Recorren después la casa y encuentran por todas partes señales de la vida humana, que ahora, con la idea que recientemente se les ha sugerido, provoca una curiosidad más profunda en sus pechos. La mujer ha dejado allí rastros de su delicadeza y refinamiento, y de sus amables trabajos. Eva registra una cesta de trabajo e instintivamente introduce en un dedal la punta rosácea de su dedo. Coge una pieza de encaje, en el que resplandecen flores de imitación, en una de las cuales ha dejado su aguja una hermosa dama de la raza desaparecida. ¡Qué pena que el Día del Juicio se hubiera anticipado a la finalización de una tarea tan útil!

Eva se siente casi consciente de la habilidad para terminarla. Un piano ha quedado abierto. Pasa la mano descuidadamente sobre las teclas y toca repentinamente una melodía no menos natural que los compases del arpa eólica, pero gozosa con la danza de su vida todavía sin carga alguna. Cruzando una oscura entrada encuentran una escoba tras la puerta; y Eva, que comprende toda la naturaleza de la feminidad, tiene una idea oscura de que es un instrumento apropiado para su mano. En otra estancia ven una cama con dosel, y todos los instrumentos de un lujoso reposo. Un montón de hojas del bosque les serviría para ello más adecuadamente. Entran en el cuarto de los niños y se quedan perplejos al ver los pequeños batines y gorras, los zapatos diminutos y una cuna entre cuyos ropajes todavía puede verse la impresión de la forma de un bebé.
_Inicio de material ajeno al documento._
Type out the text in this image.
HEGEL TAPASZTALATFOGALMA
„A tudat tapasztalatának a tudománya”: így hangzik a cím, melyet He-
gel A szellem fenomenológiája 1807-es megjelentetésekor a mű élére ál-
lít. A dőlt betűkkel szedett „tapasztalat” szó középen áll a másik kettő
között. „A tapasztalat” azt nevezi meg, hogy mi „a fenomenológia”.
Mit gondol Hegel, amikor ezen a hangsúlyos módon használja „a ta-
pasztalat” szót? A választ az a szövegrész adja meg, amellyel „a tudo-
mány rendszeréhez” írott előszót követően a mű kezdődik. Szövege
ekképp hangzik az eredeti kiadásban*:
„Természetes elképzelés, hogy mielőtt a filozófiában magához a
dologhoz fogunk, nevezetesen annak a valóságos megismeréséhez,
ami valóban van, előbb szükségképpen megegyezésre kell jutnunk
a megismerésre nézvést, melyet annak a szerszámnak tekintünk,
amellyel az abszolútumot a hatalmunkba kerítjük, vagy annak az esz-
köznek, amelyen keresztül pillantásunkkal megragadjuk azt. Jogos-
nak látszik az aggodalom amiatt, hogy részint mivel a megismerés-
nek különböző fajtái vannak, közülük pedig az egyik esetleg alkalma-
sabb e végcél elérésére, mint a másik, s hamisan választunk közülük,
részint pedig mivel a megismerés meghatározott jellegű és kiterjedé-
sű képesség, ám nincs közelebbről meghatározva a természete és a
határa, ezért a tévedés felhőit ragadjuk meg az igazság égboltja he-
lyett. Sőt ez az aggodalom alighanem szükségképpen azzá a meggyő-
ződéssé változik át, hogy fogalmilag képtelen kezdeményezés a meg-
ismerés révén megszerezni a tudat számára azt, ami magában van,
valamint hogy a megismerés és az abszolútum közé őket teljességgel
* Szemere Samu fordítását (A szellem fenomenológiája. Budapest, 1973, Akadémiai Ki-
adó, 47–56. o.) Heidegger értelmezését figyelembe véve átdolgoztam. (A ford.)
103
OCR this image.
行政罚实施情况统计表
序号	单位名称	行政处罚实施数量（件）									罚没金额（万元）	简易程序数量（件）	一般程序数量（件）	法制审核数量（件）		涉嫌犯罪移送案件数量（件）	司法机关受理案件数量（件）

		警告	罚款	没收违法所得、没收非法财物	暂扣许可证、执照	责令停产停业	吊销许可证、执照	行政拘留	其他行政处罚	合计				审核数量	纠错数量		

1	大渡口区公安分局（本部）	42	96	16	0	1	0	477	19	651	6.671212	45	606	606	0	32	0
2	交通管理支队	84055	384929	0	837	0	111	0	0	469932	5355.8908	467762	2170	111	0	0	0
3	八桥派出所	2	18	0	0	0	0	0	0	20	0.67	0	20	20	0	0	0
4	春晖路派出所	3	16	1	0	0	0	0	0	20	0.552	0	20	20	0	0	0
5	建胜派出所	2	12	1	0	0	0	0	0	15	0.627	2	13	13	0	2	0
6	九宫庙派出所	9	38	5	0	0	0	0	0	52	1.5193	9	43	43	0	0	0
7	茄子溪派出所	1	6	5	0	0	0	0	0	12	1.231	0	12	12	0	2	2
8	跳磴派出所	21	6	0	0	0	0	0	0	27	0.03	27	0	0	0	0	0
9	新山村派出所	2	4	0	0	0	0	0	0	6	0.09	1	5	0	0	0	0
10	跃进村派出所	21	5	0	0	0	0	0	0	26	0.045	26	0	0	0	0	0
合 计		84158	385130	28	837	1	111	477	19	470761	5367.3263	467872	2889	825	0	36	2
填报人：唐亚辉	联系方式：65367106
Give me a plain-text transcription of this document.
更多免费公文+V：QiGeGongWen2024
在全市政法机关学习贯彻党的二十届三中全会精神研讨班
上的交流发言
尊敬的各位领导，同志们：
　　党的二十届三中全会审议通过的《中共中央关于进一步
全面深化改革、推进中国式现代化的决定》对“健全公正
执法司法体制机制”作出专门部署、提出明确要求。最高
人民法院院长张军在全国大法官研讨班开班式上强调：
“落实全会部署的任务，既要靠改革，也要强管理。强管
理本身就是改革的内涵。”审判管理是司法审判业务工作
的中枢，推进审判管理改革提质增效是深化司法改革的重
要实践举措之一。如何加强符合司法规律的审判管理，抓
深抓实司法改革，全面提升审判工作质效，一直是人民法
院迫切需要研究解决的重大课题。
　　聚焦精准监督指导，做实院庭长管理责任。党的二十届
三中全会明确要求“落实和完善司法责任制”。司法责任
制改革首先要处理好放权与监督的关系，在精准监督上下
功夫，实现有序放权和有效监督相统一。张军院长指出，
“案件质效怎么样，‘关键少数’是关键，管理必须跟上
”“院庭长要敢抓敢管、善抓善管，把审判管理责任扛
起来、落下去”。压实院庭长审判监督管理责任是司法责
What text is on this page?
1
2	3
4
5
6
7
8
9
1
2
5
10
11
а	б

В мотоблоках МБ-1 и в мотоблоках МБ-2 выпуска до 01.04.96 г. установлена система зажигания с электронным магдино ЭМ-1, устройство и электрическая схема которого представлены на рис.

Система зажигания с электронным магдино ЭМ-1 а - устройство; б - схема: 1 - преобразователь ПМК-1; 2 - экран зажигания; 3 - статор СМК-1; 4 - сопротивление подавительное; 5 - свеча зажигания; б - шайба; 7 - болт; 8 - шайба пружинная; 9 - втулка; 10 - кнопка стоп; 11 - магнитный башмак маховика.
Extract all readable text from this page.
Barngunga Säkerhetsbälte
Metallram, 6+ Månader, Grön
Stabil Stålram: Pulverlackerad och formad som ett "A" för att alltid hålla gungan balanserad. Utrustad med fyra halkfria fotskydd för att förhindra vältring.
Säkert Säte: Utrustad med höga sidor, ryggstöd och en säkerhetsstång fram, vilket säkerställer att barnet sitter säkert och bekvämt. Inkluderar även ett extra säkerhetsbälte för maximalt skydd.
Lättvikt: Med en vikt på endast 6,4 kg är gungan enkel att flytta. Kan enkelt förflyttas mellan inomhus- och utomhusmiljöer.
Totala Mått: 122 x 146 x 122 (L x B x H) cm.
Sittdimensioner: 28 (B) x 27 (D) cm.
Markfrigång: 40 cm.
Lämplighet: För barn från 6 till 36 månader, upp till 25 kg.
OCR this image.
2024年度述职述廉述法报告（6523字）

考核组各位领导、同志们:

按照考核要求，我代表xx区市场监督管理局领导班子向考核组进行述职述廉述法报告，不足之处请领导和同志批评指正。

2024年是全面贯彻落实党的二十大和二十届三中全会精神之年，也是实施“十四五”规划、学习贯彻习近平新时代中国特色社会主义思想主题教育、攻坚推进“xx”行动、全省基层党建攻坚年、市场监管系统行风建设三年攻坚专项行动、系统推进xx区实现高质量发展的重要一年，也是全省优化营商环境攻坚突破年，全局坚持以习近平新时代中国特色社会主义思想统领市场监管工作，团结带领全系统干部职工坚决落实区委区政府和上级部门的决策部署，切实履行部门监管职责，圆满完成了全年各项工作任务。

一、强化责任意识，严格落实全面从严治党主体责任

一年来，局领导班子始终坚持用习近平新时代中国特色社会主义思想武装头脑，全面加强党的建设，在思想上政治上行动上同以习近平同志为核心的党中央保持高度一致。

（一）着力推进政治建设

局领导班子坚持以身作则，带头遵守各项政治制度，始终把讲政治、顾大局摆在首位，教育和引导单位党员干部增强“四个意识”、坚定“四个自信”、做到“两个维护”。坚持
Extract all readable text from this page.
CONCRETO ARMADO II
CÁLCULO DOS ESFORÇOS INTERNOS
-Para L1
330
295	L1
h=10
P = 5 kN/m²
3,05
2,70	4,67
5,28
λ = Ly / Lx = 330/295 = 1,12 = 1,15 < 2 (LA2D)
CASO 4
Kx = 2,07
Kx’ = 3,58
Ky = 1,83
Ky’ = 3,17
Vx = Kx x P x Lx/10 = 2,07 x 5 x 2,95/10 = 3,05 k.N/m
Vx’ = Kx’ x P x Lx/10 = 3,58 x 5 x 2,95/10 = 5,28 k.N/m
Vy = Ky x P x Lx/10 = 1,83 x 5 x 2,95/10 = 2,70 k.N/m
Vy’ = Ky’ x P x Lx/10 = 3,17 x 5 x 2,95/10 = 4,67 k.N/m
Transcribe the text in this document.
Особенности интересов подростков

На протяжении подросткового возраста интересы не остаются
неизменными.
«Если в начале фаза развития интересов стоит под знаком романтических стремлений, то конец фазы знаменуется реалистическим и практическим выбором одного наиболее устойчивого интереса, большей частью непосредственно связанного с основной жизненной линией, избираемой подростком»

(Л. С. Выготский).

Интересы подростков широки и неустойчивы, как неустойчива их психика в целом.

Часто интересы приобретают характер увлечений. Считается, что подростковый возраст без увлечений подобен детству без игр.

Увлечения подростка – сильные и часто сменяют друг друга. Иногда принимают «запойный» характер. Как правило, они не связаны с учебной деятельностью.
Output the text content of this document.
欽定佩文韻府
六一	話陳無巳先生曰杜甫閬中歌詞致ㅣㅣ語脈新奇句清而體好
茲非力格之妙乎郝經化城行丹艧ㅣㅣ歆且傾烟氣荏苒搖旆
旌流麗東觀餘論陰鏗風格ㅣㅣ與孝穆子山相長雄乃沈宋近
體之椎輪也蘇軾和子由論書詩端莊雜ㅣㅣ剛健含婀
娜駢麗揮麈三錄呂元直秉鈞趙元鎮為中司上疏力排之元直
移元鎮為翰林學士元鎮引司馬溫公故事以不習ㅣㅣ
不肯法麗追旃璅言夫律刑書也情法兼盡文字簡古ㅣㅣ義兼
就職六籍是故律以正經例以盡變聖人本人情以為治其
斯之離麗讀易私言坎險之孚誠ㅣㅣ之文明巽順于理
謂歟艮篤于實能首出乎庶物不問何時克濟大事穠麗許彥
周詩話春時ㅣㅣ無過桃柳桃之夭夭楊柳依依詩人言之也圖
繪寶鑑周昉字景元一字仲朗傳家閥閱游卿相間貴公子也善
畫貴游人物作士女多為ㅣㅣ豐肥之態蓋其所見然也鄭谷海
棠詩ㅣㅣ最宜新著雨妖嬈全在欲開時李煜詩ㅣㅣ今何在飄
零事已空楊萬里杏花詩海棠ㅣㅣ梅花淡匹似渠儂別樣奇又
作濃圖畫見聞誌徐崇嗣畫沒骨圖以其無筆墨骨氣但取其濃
Adán apenas si se da cuenta de esas menudencias, pero Eva entra en una especie de reflexión muda de la que apenas es posible sacarla.

Por una situación de lo más desafortunada iba a darse una gran fiesta en esa mansión el mismo día en el que toda la familia humana, incluyendo los invitados, fueron convocados a las desconocidas regiones del espacio ilimitado. En el momento fatal la mesa estaba ya puesta y el grupo a punto de sentarse. Sin que les hubieran invitado, Adán y Eva acuden al banquete; lleva ya algún tiempo frío, aunque les proporciona muestras espléndidas de la gastronomía de sus predecesores. Es difícil imaginar la perplejidad de esa pareja no pervertida al tratar de encontrar alimentos adecuados para su primera comida en una mesa en la que el apetito cultivado de un grupo selecto iba a ser gratificado. ¿Les enseñará la Naturaleza el misterio de un plato de sopa de tortuga? ¿Les dará la audacia de atacar una pata de carne de venado? ¿Les iniciará en los méritos de la pastelería parisina traída en el último vapor que cruzó el Atlántico? ¿O más bien no les hará apartarse con desagrado del pescado, las aves y la carne, que para su olfato puro exhalan un desagradable olor de muerte y corrupción?

¿Comida? El menú de ésta no contiene nada que ellos reconozcan como tal. Afortunadamente, sin embargo, el postre está preparado en una mesa vecina. Adán, en quien el apetito y los instintos animales son más rápidos que los de Eva, descubre ese banquete apropiado.

—Aquí, querida Eva —exclama—. Aquí hay comida.

—Estupendo —responde ella con el germen de un ama de casa agitándose en su interior—. Hemos estado tan atareados hoy que cualquier cosa nos servirá para la cena.

Eva se acerca a la mesa y recibe de la mano de su esposo una manzana roja como compensación del regalo fatal de su predecesora a nuestro antepasado común. La come sin pecado, y esperemos que sin consecuencias desastrosas para sus descendientes futuros. Toman una comida abundante aunque moderada de frutas, que si bien no han sido recogidas en el Paraíso, derivan legítimamente de las semillas que allí se plantaron. Su apetito principal ha quedado satisfecho.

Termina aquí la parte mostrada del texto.